Sunday, August 20, 2017

Statists rule

The Economist includes a nice summary of Pigouvian taxes (or subsidies) as a straightforward remedy to the problem of uncompensated externalities. When market coordination is missing for any  reason, here is the (seemingly) simple policy fix.

But missing from the discussion (almost all such discussions) is the politics. Who administers the tax? How do they choose who and how much to tax, when and where.

Public choice economics points to a non-trivial answer:  crony capitalism and the threat of regulatory capture are always in play.

Today's NY Times Book Review includes a review of Nancy MacLean's Democracy in Chains: The Deep History of the Radical Right's Stealth Plan for America.  The print edition uses the lede, "Minority Rule: How the economist James McGill Buchanan laid out the game plan for the radical rights." This is turn-off laced with smear job. The electronic version switches to "How the Radical Right Played the Long Game and Won."

This is all bizarre and I have no plans to read the book. Don Boudreaux has been tirelessly exposing MacLean's errors and misconceptions at Cafe Hayek.

Are the problems of democracies and majorities really new and arcane for anyone?  We learn about the Bill of Rights at a very early age.  Limiting majoritarianism addresses a very old and well known problem and is not a part of some vast right wing conspiracy.

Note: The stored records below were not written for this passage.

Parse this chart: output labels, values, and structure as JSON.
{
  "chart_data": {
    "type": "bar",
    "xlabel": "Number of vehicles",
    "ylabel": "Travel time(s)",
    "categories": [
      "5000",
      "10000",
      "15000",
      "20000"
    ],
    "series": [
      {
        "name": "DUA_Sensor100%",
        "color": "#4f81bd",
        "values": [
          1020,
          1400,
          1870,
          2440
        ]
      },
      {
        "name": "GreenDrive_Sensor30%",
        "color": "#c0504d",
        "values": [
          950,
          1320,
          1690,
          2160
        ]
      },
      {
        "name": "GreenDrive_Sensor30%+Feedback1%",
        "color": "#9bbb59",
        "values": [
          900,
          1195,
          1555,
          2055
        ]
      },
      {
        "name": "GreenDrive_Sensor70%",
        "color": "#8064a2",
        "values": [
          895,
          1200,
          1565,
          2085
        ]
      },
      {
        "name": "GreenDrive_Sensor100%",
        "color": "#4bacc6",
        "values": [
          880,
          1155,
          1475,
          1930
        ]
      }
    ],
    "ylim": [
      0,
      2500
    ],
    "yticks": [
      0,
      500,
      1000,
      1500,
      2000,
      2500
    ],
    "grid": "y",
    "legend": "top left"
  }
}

The Economist and a string of others are strangely resistant to public choice analysis, as the many discussions of the elixir of Pigouvian taxes indicates.

I do not get it. Are we to maintain a blind faith in the ability of elected officials to somehow divine the "public will"? And do so while maintaining a near-virginal innocence? And these are the people we see in the news all day?

How obsessed and blinkered a statist does one have to be to go on living and believing that way?